第六章
午後,天空飄來幾片微雲,略略遮掩了烈日,也讓被烘烤了一日的大地,有些喘息的機會。
日軒里,燕楓倚欄獨坐,手上拿了本卷子,心思卻不在書上,他看着坐在前方池塘邊的阮秋,眼裏儘是她的笑顏,耳里也全是她自得其樂的笑聲。
看不了幾頁,眼又不自覺的往阮秋那瞟去,看她着了輕軟的夏衣,赤着雙腳坐在池塘邊,兩手撐在身後,圓圓的臉蛋揚着,那雙總是帶着笑意的眼眯着,鮮紅的唇邊帶着滿足的笑。
他從不曾見過比阿秋更單純的女子。
春天裏在地上翻來滾去,揉碎的花瓣與草屑黏了她一身,她也不嫌臟,還笑說自己沾了一身春天的味。
夏天的午後,就這麼悠閑的窩坐在池塘邊,懶懶的曬她心愛的太陽。
秋天或捧了一堆落葉玩耍,或撿了銀杏作飯。
冬天裏,穿得圓嘟嘟的滾倒在雪地里,就是她最愛的遊戲。
對她來說,幸福就是這麼輕易的事——每天能吃飽飽、睡好好,又能跟在主子身邊,就是最大的幸福。
心思複雜如他,永遠覺得自己及不上阿秋。
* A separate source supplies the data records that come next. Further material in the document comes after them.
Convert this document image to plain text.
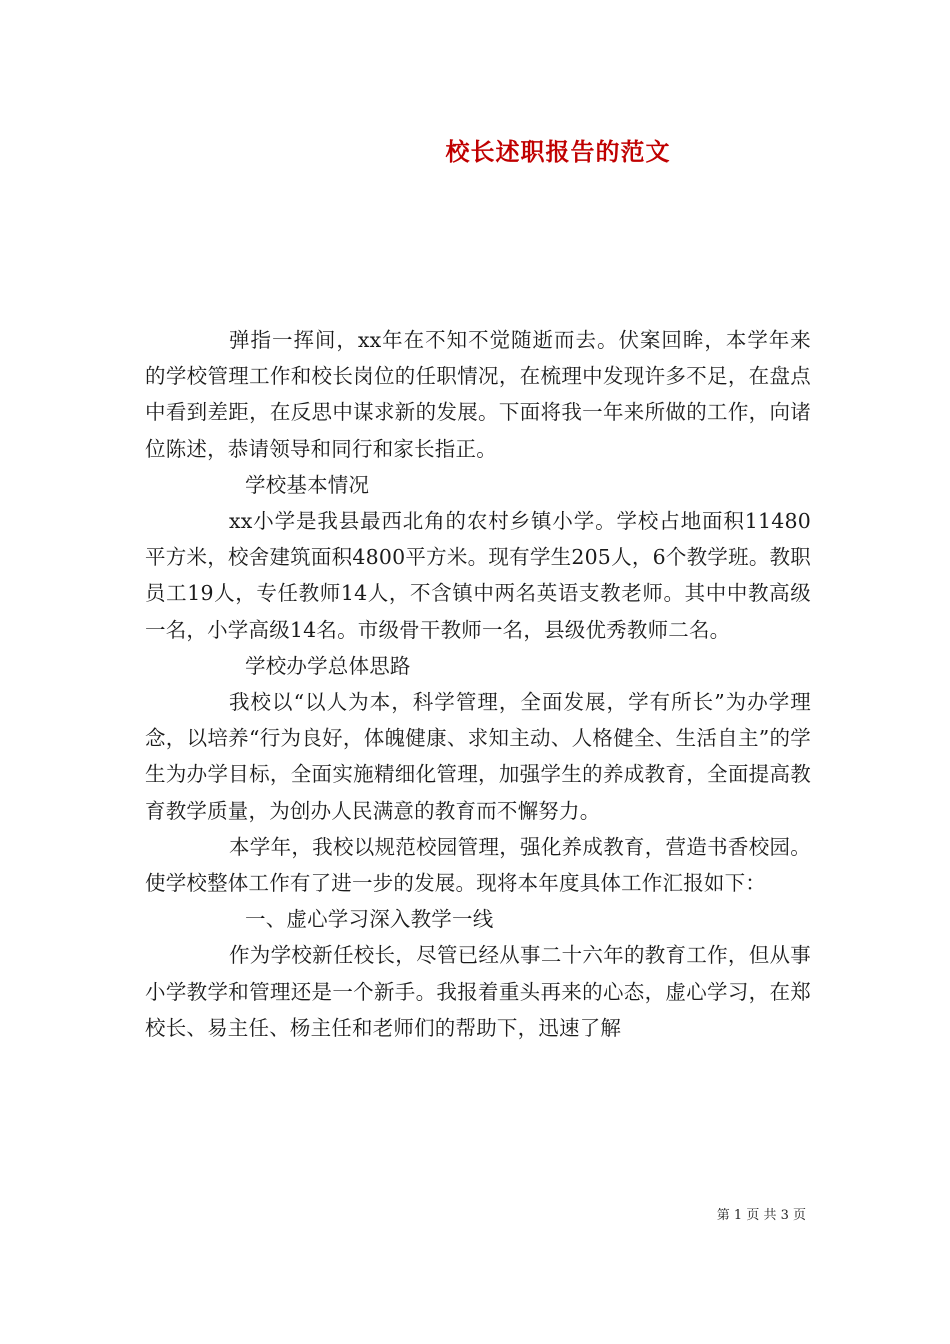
校长述职报告的范文

弹指一挥间，xx年在不知不觉随逝而去。伏案回眸，本学年来的学校管理工作和校长岗位的任职情况，在梳理中发现许多不足，在盘点中看到差距，在反思中谋求新的发展。下面将我一年来所做的工作，向诸位陈述，恭请领导和同行和家长指正。

学校基本情况

xx小学是我县最西北角的农村乡镇小学。学校占地面积11480平方米，校舍建筑面积4800平方米。现有学生205人，6个教学班。教职员工19人，专任教师14人，不含镇中两名英语支教老师。其中中教高级一名，小学高级14名。市级骨干教师一名，县级优秀教师二名。

学校办学总体思路

我校以“以人为本，科学管理，全面发展，学有所长”为办学理念，以培养“行为良好，体魄健康、求知主动、人格健全、生活自主”的学生为办学目标，全面实施精细化管理，加强学生的养成教育，全面提高教育教学质量，为创办人民满意的教育而不懈努力。

本学年，我校以规范校园管理，强化养成教育，营造书香校园。使学校整体工作有了进一步的发展。现将本年度具体工作汇报如下：

一、虚心学习深入教学一线

作为学校新任校长，尽管已经从事二十六年的教育工作，但从事小学教学和管理还是一个新手。我报着重头再来的心态，虚心学习，在郑校长、易主任、杨主任和老师们的帮助下，迅速了解

第 1 页 共 3 页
是不是因為這樣他才愛她?他不曾細想,他只是愛看她笑,愛看她黏在他身邊,愛看她說些傻言傻語;他只是喜歡有她在身邊,對燕楓而言,阮秋就是他的喜樂。
因為遺傳了母親虛弱的體質,從小父親對他便特別嚴格;天生的體質沒辦法更改,但至少需擁有堅強的心志,他必須比別人更聰明,看事必須比別人更透徹;沒辦法以武術打倒敵人,就得以智謀讓敵人臣服。
但從不曾有人問過他,是不是願意活在這樣複雜的世界裏。
“爺。”阮秋特有的微沙嗓音打斷他的思緒,燕楓一抬頭,就見阿秋捧着濕濃濃的陶罐,赤着雙腳、濕着衣袖和裙擺的站在欄前。
“進來。”接過她手裏的陶罐,燕楓要這像從水裏撈起的人兒進亭。從身旁拿起一方軟巾,他胡亂擦着她濕答答的發、她沾了水珠的臉,一面擦着,嘴裏還一面嘮叨:“不是在曬太陽嗎?怎麼曬到水裏去了?’’
“水好冰喔。”阮秋答非所問,紅唇拉出大大的笑,左頰上因此而漾起一個小小的酒窩。
克制着將吻落在她頰上的衝動,燕楓拉過另條巾子丟給她,“把身子擦擦,當心感冒了。”
“爺,”手上握着軟巾,卻不曾往自己身上擦,她任主子有些粗魯的搓着她的發,“爺,”像只落水狗似的甩甩頭后,她又開口道:“水很冰呢!那罐子裏的酸梅湯放在池子裏許久,一定也冰得很——”
“不準喝。”燕楓扳住她肩,將她朝後一轉,“桌上有壺你方才端來的熱茶,去喝點,暖暖身子。”
阮秋踱到桌邊,乖乖倒了熱茶喝。圓圓的臉蛋埋在懷裏,她小小聲道:“我沒要喝呀,酸梅湯是給爺喝的,夏天熱,去暑。”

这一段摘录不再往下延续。